FTAs, on the other hand, form part of necessities for any State to economically sustain and this mitigates against any impulse withdrawal. Also, since States would have much detailed negotiations on the terms of these agreements, there is greater possibility of ensuring that each State has a real say in the non-compliance mechanisms it is subjected to. One might argue that States would prefer to avoid the inclusion of these mechanisms in FTAs as it can only serve to their detriment, at least financially. To understand why this is a slightly misplaced argument, we must look at why States come together to form any such agreements. States have other non-financial benefits to forming such agreements including a form of virtue signalling wherein the State projects itself as a considerate entity to other nations and its own people. Further, for some States, these agreements are necessary for their survival. The EU’s insistence on the inclusion of TSD chapters in the FTA with India, is an example of how compliance in these areas has emerged as a key issue for certain nations.

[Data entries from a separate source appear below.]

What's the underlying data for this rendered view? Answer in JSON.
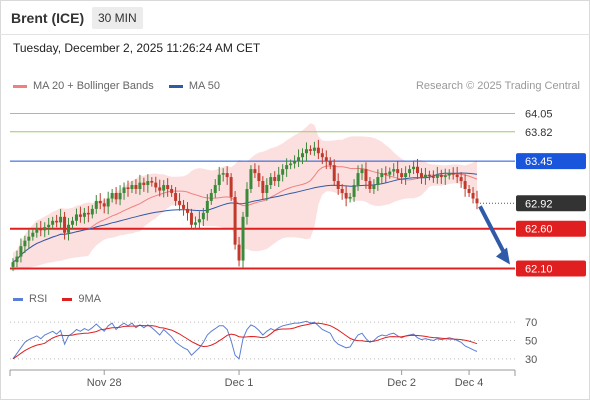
{
  "header": {
    "instrument": "Brent (ICE)",
    "timeframe": "30 MIN",
    "datetime": "Tuesday, December 2, 2025 11:26:24 AM CET"
  },
  "legend": {
    "ma_bb": "MA 20 + Bollinger Bands",
    "ma50": "MA 50",
    "credit": "Research © 2025 Trading Central",
    "rsi": "RSI",
    "ma9": "9MA"
  },
  "colors": {
    "bull": "#3a8a3a",
    "bear": "#c0392b",
    "band_fill": "#fbd5d5",
    "ma20": "#f08080",
    "ma50": "#2f5aa8",
    "rsi": "#5b7fd6",
    "rsi_ma": "#e01f1f",
    "resistance_green": "#9ccc65",
    "pivot_blue": "#1a56db",
    "support_red": "#e02020",
    "last_price": "#333333",
    "arrow": "#2f5aa8"
  },
  "chart_data": [
    {
      "type": "candlestick",
      "title": "Brent (ICE)",
      "timeframe": "30 MIN",
      "ylim": [
        61.93,
        64.27
      ],
      "x_tick_labels": [
        "Nov 28",
        "Dec 1",
        "Dec 2",
        "Dec 4"
      ],
      "x_tick_bar_index": [
        23,
        57,
        98,
        115
      ],
      "bar_count": 118,
      "levels": [
        {
          "value": 64.05,
          "label": "64.05",
          "kind": "resistance",
          "style": "green"
        },
        {
          "value": 63.82,
          "label": "63.82",
          "kind": "resistance",
          "style": "green"
        },
        {
          "value": 63.45,
          "label": "63.45",
          "kind": "pivot",
          "style": "blue"
        },
        {
          "value": 62.92,
          "label": "62.92",
          "kind": "last",
          "style": "dark"
        },
        {
          "value": 62.6,
          "label": "62.60",
          "kind": "support",
          "style": "red"
        },
        {
          "value": 62.1,
          "label": "62.10",
          "kind": "support",
          "style": "red"
        }
      ],
      "closes": [
        62.18,
        62.25,
        62.38,
        62.45,
        62.5,
        62.55,
        62.6,
        62.58,
        62.62,
        62.65,
        62.7,
        62.68,
        62.75,
        62.55,
        62.65,
        62.7,
        62.78,
        62.75,
        62.8,
        62.78,
        62.85,
        62.95,
        62.92,
        62.88,
        62.98,
        63.05,
        62.97,
        63.05,
        63.12,
        63.1,
        63.15,
        63.1,
        63.18,
        63.15,
        63.2,
        63.18,
        63.12,
        63.08,
        63.15,
        63.1,
        63.05,
        62.95,
        62.9,
        62.85,
        62.8,
        62.65,
        62.68,
        62.72,
        62.8,
        62.95,
        63.05,
        63.15,
        63.28,
        63.3,
        63.25,
        63.0,
        62.4,
        62.2,
        62.75,
        63.1,
        63.35,
        63.3,
        63.2,
        63.05,
        63.15,
        63.25,
        63.2,
        63.28,
        63.35,
        63.4,
        63.42,
        63.45,
        63.5,
        63.55,
        63.6,
        63.58,
        63.62,
        63.55,
        63.5,
        63.45,
        63.4,
        63.2,
        63.1,
        63.05,
        62.98,
        63.0,
        63.15,
        63.3,
        63.35,
        63.2,
        63.1,
        63.15,
        63.25,
        63.3,
        63.28,
        63.32,
        63.35,
        63.3,
        63.25,
        63.3,
        63.35,
        63.38,
        63.3,
        63.25,
        63.28,
        63.26,
        63.24,
        63.28,
        63.25,
        63.27,
        63.3,
        63.28,
        63.25,
        63.2,
        63.1,
        63.05,
        62.98,
        62.92
      ],
      "forecast": {
        "from": 62.92,
        "to": 62.1
      }
    },
    {
      "type": "line",
      "series": [
        {
          "name": "RSI",
          "values": [
            30,
            36,
            42,
            48,
            51,
            53,
            55,
            52,
            56,
            58,
            60,
            57,
            61,
            46,
            55,
            58,
            62,
            60,
            63,
            61,
            64,
            68,
            64,
            60,
            66,
            69,
            62,
            66,
            69,
            66,
            69,
            64,
            67,
            64,
            67,
            64,
            60,
            56,
            62,
            58,
            54,
            48,
            45,
            42,
            40,
            34,
            38,
            42,
            48,
            56,
            60,
            63,
            66,
            66,
            62,
            50,
            34,
            30,
            52,
            62,
            67,
            65,
            61,
            56,
            60,
            63,
            61,
            64,
            66,
            67,
            68,
            69,
            69,
            70,
            71,
            69,
            70,
            66,
            62,
            60,
            58,
            50,
            46,
            44,
            42,
            43,
            50,
            56,
            58,
            52,
            48,
            50,
            54,
            56,
            55,
            57,
            58,
            55,
            53,
            55,
            56,
            57,
            53,
            51,
            52,
            51,
            50,
            52,
            51,
            52,
            53,
            52,
            50,
            48,
            44,
            42,
            40,
            38
          ]
        },
        {
          "name": "9MA"
        }
      ],
      "y_tick_labels": [
        "70",
        "50",
        "30"
      ],
      "ylim": [
        20,
        80
      ]
    }
  ]
}
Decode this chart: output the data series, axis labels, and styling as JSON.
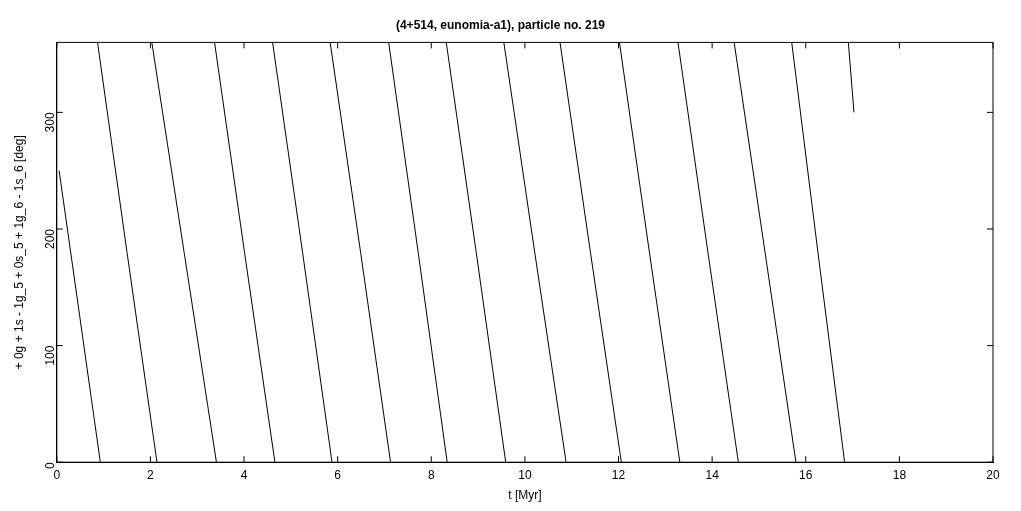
{
  "chart_data": {
    "type": "line",
    "title": "(4+514, eunomia-a1), particle no. 219",
    "xlabel": "t [Myr]",
    "ylabel": "+ 0g + 1s - 1g_5 + 0s_5 + 1g_6 - 1s_6 [deg]",
    "series": [
      {
        "color": "#000000",
        "x": [
          0.05,
          0.49,
          0.93
        ],
        "values": [
          250,
          125,
          0
        ]
      },
      {
        "color": "#000000",
        "x": [
          0.87,
          1.5,
          2.14
        ],
        "values": [
          360,
          180,
          0
        ]
      },
      {
        "color": "#000000",
        "x": [
          2.03,
          2.72,
          3.41
        ],
        "values": [
          360,
          180,
          0
        ]
      },
      {
        "color": "#000000",
        "x": [
          3.37,
          4.01,
          4.66
        ],
        "values": [
          360,
          180,
          0
        ]
      },
      {
        "color": "#000000",
        "x": [
          4.61,
          5.25,
          5.88
        ],
        "values": [
          360,
          180,
          0
        ]
      },
      {
        "color": "#000000",
        "x": [
          5.84,
          6.49,
          7.13
        ],
        "values": [
          360,
          180,
          0
        ]
      },
      {
        "color": "#000000",
        "x": [
          7.09,
          7.72,
          8.34
        ],
        "values": [
          360,
          180,
          0
        ]
      },
      {
        "color": "#000000",
        "x": [
          8.32,
          8.96,
          9.59
        ],
        "values": [
          360,
          180,
          0
        ]
      },
      {
        "color": "#000000",
        "x": [
          9.55,
          10.21,
          10.88
        ],
        "values": [
          360,
          180,
          0
        ]
      },
      {
        "color": "#000000",
        "x": [
          10.75,
          11.4,
          12.06
        ],
        "values": [
          360,
          180,
          0
        ]
      },
      {
        "color": "#000000",
        "x": [
          12.02,
          12.66,
          13.31
        ],
        "values": [
          360,
          180,
          0
        ]
      },
      {
        "color": "#000000",
        "x": [
          13.27,
          13.91,
          14.56
        ],
        "values": [
          360,
          180,
          0
        ]
      },
      {
        "color": "#000000",
        "x": [
          14.47,
          15.13,
          15.79
        ],
        "values": [
          360,
          180,
          0
        ]
      },
      {
        "color": "#000000",
        "x": [
          15.7,
          16.26,
          16.83
        ],
        "values": [
          360,
          180,
          0
        ]
      },
      {
        "color": "#000000",
        "x": [
          16.91,
          17.03
        ],
        "values": [
          360,
          300
        ]
      }
    ],
    "marker": "none",
    "line_style": "solid",
    "grid": false,
    "legend": false,
    "xlim": [
      0,
      20
    ],
    "xticks": [
      0,
      2,
      4,
      6,
      8,
      10,
      12,
      14,
      16,
      18,
      20
    ],
    "ylim": [
      0,
      360
    ],
    "yticks": [
      0,
      100,
      200,
      300
    ]
  }
}
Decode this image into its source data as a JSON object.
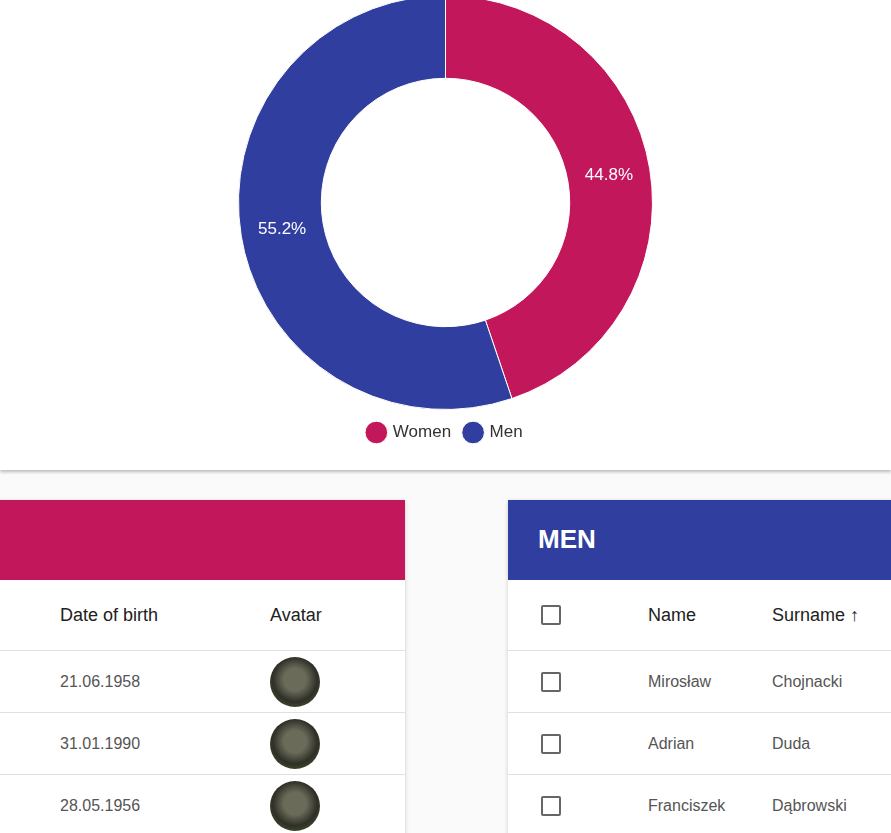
{
  "chart_data": {
    "type": "doughnut",
    "categories": [
      "Women",
      "Men"
    ],
    "values": [
      44.8,
      55.2
    ],
    "value_labels": [
      "44.8%",
      "55.2%"
    ],
    "colors": [
      "#c2185b",
      "#303f9f"
    ],
    "data_labels": true,
    "legend": "bottom"
  },
  "women_table": {
    "color": "#c2185b",
    "header": [
      "Date of birth",
      "Avatar"
    ],
    "rows": [
      [
        "21.06.1958"
      ],
      [
        "31.01.1990"
      ],
      [
        "28.05.1956"
      ]
    ]
  },
  "men_table": {
    "title": "MEN",
    "color": "#303f9f",
    "header": [
      "Name",
      "Surname ↑"
    ],
    "rows": [
      [
        "Mirosław",
        "Chojnacki"
      ],
      [
        "Adrian",
        "Duda"
      ],
      [
        "Franciszek",
        "Dąbrowski"
      ]
    ]
  }
}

To conclude, it is necessary to recognize the importance of both global treaties and bilateral FTAs in environmental governance. There is a need to ensure that both these forums continue to function in their most suitable capacity. Global forums like the Conference of Parties (COP) provide the unique opportunity of aligning domestic environment policies with global targets. This also serves as an excellent mechanism of sharing technical expertise with respect to scientific and technological advancements in environment sciences. However, as shown above, FTAs among countries are perhaps the ideal instruments of ensuring compliance to the commitments made in global forums. This tango of global forums and bilateral FTAs has the potential to give some “bite” to the “toothless beast” that is Multilateral Environmental Agreements currently.
Priyam Mitra is an undergraduate law student at NLSIU, Bangalore.